We acknowledge other limitations in this study that could also be addressed in future research. Firstly, we used cognitive status and KPS at one time-point instead of change therein. As a result, we cannot infer whether poor cognitive (and functional) performance reflected aggressive deterioration after surgery or a poor status that was already present. Future investigations might therefore include a short-term repeated measure of KPS and a cognitive classification that creates subgroups of patients that go from unimpaired pre-operative to impaired post-operative performance, indicating fast cognitive deterioration, and those who show impaired pre- and post-surgical status, indicating stable problematic functioning. Due to restrictions in sample size (valid T0 NPA and/or T0 KPS were not available for all patients), we were unable to perform these analyses in the current sample. In addition, we did not adopt IDH1 mutation status in our analyses, as it was available for only 66 patients. IDH1 mutation status is a major factor in distinguishing GBM subtypes [38] and predicting clinical outcome [39], but has also been related to cognition [40]. The high proportion of wild type tumors in the subsample was in line with data presented in the 2016 WHO Classification [37]. Still, we can not conclude that our results are directly applicable to the small proportion of IHD1 mutated glioblastoma. Conducting NPA three months after surgery coupled with regular care appointments has benefits from a logistical standpoint and allows for major stress from diagnosis and surgical intervention to subside. We have, however, observed in our study that this is a subgroup of patients who are clinically able and also willing return at this time.
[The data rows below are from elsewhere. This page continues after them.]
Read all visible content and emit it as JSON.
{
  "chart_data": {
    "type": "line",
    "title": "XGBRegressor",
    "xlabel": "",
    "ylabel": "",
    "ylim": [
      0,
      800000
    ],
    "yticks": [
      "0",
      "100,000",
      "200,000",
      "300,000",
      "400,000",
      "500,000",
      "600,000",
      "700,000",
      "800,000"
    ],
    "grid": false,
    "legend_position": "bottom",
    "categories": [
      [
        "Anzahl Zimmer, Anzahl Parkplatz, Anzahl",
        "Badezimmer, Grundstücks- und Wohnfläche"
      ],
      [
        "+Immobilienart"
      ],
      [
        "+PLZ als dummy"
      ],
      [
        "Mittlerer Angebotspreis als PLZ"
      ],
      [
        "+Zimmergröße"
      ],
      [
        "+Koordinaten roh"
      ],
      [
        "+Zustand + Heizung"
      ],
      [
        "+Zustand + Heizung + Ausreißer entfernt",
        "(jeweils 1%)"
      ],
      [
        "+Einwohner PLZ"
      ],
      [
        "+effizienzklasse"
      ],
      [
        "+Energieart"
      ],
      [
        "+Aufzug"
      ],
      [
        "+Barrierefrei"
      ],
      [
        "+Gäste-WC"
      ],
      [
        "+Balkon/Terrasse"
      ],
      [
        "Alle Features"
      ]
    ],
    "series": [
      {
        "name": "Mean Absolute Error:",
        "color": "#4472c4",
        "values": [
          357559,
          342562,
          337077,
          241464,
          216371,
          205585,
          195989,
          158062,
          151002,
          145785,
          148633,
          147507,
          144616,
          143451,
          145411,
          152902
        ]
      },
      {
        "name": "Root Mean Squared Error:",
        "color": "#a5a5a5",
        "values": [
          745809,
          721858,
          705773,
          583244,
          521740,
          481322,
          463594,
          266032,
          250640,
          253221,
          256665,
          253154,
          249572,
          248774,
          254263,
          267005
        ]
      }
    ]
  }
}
Survival outcomes of patients with brain tumors in relation to cognition have primarily been reported using the hazard function, summarizing a predictor’s effect in terms of rates of death in different groups. Models based on the survival curve, such as AFT [21], may be more useful if a predictor is thought to convey a delay in the event occurring rather than an effect on the event itself occurring, and its derivative (Time Ratio) is arguable more clinically interpretable [41]. The AFT model as used here therefore appears to be an appropriate alternative to the commonly used Proportional Hazards model.

Conclusion

In conclusion, patients with GBM who displayed impairment on tests of executive functioning (Stroop III) and processing speed (Stroop I) three months after surgical resection had significantly reduced survival time (26% and 23% shorter respectively) compared to patients who did not show impairment. As KPS remains a principal clinical prognostic factor at the three-month time-point, targeted assessment of cognitive status incorporated as part of clinical follow-up care might allow for early refinement of disease monitoring. Further exploration of the prognostic value of different (speeded) measures of executive functioning and use of AFT models are recommended.